Ein seltsames Gefühl der Unbehaglichkeit macht sich breit. Überall lauert der Verfall, das Böse, die Bedrohung. Man könnte meinen, wir stünden an einem Abgrund. Gute Zeiten für Rattenfänger. Aber warum lassen wir uns von denen eigentlich einfangen?
In seiner Vereidigungsrede schilderte der neue amerikanische Präsident sein Land als heruntergewirtschaftet, marode und von Migranten bedroht. Absurd, denn die Zahlen zur wirtschaftlichen Entwicklung der USA sehen gut aus. Arbeitslosigkeit, Wirtschaftswachstum, Inflation – alles im grünen Bereich. Den Amerikanern geht es so gut wie lange nicht mehr. Doch die Wahrnehmung ist bei vielen Amerikanern offenbar anders.
Und in Deutschland? Auch hierzulande meinen einige Zeitgenossen, der Untergang sei nah. Eine Migrantenflut, die Deutschland angeblich in seinen Grundfesten erschüttert, eine EU, die uns ruiniere, Menschen die vermeintlich immer mehr in die Armut abdriften oder sich mit prekären Arbeitsverhältnissen durchkämpfen müssen. Es klingt bei vielen so, als müssten wir Deutschland nun auch „great again“ machen.
Damit wir uns nicht missverstehen. Ja, es gibt Probleme. Es gibt in der Tat auch in den Industrieländern zu viele Menschen, die an oder unterhalb der Armutsgrenze leben. Und ja, es gibt auch Probleme mit der Integration von Flüchtlingen. Das wird eine Mammutaufgabe für die nächsten Jahre. Das dürfen wir nicht ausblenden.
Doch diese Untergangsszenarien, dieser Alarmismus. Woher kommt der? Deutschland steht wirtschaftlich glänzend dar. Wir haben eine fast historisch niedrige Arbeitslosigkeit, ein solides Wirtschaftswachstum, einen deutlichen Haushalts- und Handelsbilanzüberschuss. Der Motor brummt. Lehrstellenknappheit? Ganz im Gegenteil. Das Handwerk kann tausende Lehrstellen nicht besetzen, weil die Auszubildenden fehlen. Hartz IV ein Desaster? Nein, es war ein nötiges Sanierungsprojekt, das Deutschland vom einst kränkelnden Mann Europas wieder nach oben gepuscht hat. Mit handwerklichen Fehlern behaftet, in der Tat, aber die lassen sich reparieren. Vollzeitarbeit nimmt ab und Teilzeit nimmt zu? Nein, die Vollzeitarbeit führt in der Beschäftigungsstatistik nach wie vor. Lediglich die Leiharbeit hat zugenommen. Die rettet aber Unternehmen vor Engpässen und die Leiharbeiter vor der Arbeitslosigkeit.
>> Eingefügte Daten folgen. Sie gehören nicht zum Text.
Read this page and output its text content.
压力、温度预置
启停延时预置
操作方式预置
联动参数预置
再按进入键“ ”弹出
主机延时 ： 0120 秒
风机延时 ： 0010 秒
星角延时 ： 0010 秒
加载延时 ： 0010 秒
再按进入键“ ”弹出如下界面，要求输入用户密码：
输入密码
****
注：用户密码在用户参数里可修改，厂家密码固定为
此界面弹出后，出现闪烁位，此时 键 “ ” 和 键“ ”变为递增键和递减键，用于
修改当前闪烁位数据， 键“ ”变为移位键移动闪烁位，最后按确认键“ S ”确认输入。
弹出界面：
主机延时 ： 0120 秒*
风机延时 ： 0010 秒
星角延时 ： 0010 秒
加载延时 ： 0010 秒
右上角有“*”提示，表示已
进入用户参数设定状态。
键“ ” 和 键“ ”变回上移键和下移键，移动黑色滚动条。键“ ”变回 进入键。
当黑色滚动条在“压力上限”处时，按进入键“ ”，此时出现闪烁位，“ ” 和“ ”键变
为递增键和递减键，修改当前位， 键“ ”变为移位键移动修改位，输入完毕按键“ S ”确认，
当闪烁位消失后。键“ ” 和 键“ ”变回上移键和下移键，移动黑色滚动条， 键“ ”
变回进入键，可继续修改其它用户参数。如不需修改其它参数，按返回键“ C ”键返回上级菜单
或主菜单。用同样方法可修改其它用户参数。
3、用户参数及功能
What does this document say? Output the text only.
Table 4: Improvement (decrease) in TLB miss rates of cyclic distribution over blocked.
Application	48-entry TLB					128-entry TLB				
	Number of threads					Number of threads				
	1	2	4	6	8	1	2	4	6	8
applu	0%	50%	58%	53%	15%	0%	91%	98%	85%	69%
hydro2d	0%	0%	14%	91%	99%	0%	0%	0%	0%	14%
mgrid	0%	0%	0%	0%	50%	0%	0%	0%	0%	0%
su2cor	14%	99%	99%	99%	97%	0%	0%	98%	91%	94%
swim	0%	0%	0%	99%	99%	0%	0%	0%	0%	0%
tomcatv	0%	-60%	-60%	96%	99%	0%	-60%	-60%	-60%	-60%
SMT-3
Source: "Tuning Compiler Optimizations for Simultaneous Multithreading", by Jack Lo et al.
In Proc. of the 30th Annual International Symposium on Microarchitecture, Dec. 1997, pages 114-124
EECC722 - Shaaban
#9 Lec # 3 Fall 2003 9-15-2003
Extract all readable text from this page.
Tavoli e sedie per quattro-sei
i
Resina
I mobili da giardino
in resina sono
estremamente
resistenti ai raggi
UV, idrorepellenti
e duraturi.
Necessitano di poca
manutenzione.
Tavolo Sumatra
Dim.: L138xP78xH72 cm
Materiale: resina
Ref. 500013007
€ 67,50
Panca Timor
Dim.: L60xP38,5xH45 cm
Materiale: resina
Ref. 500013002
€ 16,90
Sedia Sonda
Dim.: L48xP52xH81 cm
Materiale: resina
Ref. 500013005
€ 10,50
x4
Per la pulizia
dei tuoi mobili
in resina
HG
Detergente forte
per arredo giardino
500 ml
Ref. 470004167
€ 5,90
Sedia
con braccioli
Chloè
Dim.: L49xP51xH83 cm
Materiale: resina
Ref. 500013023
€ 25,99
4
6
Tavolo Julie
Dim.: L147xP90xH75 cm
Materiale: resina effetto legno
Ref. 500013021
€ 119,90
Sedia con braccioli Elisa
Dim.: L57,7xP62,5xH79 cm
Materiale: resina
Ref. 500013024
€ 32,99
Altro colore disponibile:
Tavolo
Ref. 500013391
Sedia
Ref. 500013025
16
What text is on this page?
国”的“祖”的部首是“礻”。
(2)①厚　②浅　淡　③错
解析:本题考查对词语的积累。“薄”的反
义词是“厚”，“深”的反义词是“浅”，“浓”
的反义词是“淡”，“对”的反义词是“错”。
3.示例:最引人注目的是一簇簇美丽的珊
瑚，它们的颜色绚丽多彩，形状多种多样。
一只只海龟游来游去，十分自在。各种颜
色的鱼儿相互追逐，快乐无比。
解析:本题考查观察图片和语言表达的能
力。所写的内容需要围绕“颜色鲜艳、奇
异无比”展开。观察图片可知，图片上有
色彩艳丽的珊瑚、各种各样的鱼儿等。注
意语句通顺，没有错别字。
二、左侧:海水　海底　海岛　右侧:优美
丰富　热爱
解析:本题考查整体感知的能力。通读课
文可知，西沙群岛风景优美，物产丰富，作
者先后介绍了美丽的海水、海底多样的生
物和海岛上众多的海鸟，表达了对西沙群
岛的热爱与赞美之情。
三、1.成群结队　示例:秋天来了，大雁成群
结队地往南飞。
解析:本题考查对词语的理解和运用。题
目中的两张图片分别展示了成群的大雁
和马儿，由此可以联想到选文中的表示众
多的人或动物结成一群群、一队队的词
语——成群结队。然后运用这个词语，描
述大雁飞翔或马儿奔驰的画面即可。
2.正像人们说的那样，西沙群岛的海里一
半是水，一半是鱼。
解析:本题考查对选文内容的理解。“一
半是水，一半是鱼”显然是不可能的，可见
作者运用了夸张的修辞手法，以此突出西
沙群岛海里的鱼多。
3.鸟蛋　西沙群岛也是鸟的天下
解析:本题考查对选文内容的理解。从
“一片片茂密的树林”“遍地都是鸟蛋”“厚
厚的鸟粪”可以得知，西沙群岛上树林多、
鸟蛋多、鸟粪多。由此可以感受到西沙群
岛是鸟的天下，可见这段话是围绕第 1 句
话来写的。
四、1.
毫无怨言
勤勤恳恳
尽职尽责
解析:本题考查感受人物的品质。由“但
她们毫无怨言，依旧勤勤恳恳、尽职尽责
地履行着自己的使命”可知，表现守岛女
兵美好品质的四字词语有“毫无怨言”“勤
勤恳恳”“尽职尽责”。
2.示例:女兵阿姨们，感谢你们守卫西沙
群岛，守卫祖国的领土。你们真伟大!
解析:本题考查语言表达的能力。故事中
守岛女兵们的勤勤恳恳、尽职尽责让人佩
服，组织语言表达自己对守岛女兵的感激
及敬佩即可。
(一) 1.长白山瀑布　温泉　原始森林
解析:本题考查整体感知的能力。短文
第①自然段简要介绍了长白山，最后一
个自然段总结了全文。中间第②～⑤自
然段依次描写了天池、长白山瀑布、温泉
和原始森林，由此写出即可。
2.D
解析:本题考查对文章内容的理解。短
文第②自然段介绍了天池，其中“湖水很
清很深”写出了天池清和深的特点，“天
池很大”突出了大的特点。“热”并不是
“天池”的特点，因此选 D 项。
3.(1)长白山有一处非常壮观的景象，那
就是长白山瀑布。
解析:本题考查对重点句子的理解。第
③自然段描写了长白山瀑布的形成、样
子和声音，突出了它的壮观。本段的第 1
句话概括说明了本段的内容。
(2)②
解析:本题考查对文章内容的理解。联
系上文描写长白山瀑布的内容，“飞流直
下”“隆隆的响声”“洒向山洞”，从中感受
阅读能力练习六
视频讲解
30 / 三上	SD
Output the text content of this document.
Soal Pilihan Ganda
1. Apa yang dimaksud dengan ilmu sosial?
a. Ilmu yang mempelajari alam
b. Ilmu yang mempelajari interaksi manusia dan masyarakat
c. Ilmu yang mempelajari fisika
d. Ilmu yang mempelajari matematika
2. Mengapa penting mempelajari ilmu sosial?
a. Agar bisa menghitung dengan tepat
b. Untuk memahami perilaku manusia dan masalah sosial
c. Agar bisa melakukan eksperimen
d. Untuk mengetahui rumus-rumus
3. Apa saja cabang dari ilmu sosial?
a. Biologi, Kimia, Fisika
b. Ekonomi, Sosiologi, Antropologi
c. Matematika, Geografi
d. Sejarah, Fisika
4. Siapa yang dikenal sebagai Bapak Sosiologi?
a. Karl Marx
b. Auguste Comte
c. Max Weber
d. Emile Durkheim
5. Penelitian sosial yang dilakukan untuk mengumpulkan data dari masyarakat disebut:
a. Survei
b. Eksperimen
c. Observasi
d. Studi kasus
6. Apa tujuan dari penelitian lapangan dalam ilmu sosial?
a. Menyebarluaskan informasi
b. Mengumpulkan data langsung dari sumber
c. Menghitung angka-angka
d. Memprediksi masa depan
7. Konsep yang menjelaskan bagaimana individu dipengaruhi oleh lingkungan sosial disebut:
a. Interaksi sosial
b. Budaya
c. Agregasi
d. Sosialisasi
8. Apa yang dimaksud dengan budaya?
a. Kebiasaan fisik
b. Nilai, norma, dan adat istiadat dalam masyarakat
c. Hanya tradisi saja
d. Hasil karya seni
Flüchtlingskatastrophe? Ein enormer Ansturm, den dieses Land mit vereinten Kräften nach und nach bewältigt. Keine leichte Aufgabe, nein, aber vielleicht auch einmal eine gute Gelegenheit, sich klar zu machen, in welch paradiesischen Zuständen wir leben. Wir gehören inklusive der Empfänger von Transfereinkommen zu den oberen 5% der Welt-Einkommensstatistik. Untergang des Abendlandes? Mitnichten. Die Islamisierung Europas ist ausgefallen und wird auch in Zukunft ausfallen.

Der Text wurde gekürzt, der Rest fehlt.